No. That's how biwiring is done when there not two sets of speaker terminals.
7 responses Add your response
I think it's possible that you may get too much response (amplitude and possible phase issues) in the upper frequencies of the sub. You will have those freq's played through the mains & also through the sub.
That's why the subs have a cross over (the high level input goes through the crossover & is divided with whatever slope and xover point the circuit is designed for). That is how the freqs mentioned above are controlled usually. (Having said all that, I kind of do the opposite thing that you describe--I have Gallo's which drive their woofers the xover from the full range binding posts & drive the woofers directly from the secondary binding post--but there is a second crossover and amplifier in the Gallo SA).

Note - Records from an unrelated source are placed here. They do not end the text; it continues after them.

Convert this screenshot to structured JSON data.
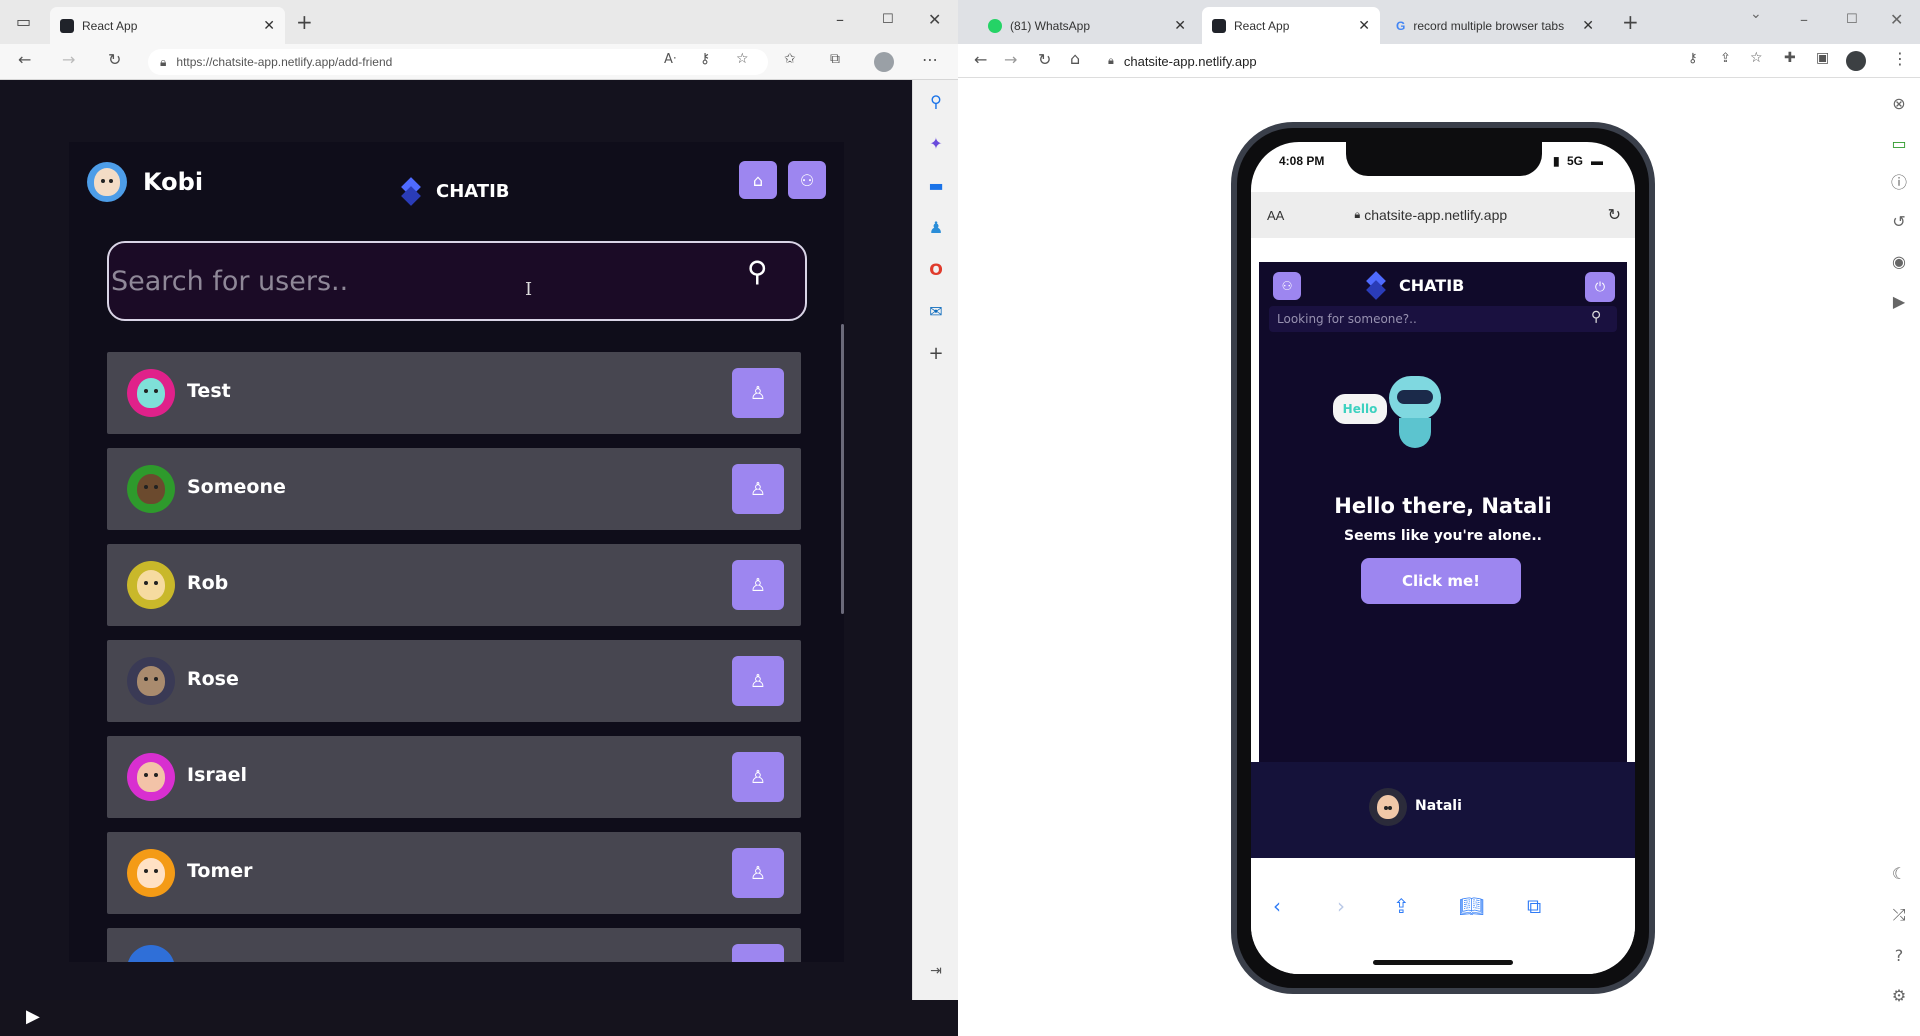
{
  "left_window": {
    "tab": {
      "title": "React App"
    },
    "url": "https://chatsite-app.netlify.app/add-friend",
    "app": {
      "user_name": "Kobi",
      "brand": "CHATIB",
      "search_placeholder": "Search for users..",
      "users": [
        {
          "name": "Test",
          "avatar_color": "#e0218a",
          "face_color": "#7fe0d8"
        },
        {
          "name": "Someone",
          "avatar_color": "#2e9a2c",
          "face_color": "#6b4a2e"
        },
        {
          "name": "Rob",
          "avatar_color": "#c9b82a",
          "face_color": "#f6dba0"
        },
        {
          "name": "Rose",
          "avatar_color": "#3a3a55",
          "face_color": "#a98b6e"
        },
        {
          "name": "Israel",
          "avatar_color": "#d82fd0",
          "face_color": "#f3c3a8"
        },
        {
          "name": "Tomer",
          "avatar_color": "#f49b16",
          "face_color": "#ffe1c4"
        }
      ]
    }
  },
  "right_window": {
    "tabs": [
      {
        "title": "(81) WhatsApp"
      },
      {
        "title": "React App"
      },
      {
        "title": "record multiple browser tabs"
      }
    ],
    "url": "chatsite-app.netlify.app",
    "phone": {
      "time": "4:08 PM",
      "network": "5G",
      "reader_mode": "AA",
      "url": "chatsite-app.netlify.app",
      "brand": "CHATIB",
      "search_placeholder": "Looking for someone?..",
      "bubble_text": "Hello",
      "heading": "Hello there, Natali",
      "subheading": "Seems like you're alone..",
      "button_label": "Click me!",
      "current_user": "Natali"
    }
  },
  "colors": {
    "accent": "#9d86f0",
    "app_bg": "#0f0d1a",
    "row_bg": "#474650"
  }
}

I was thinking of setting the upper frequency of the sub to about 65hz. The -3db point on my monitors is about 60hz. I know it will take a lot of fiddling with the sub crossover and volume to get it to intergrate. Even though there's a high quality plate amp in the sub, I'm worried that running the signal throug the crossover might degrade the sound. I guess the only way to find out is to try it.
The configuration you described is the one that's recommended by HSU for their subs, running two sets of speaker cables from a single set of binding posts on the amp, one set to your main speaker and the other to your sub.
They advised me that the cables to the sub don't need to be of the same gauge and quality as the main cables since the sub is drawing a small current signal from the amp, then using its own amplifer to boost that signal.
I've found it easier to integrate the sub using that configuration than going from pre-amp outputs to the low-level inputs on the sub.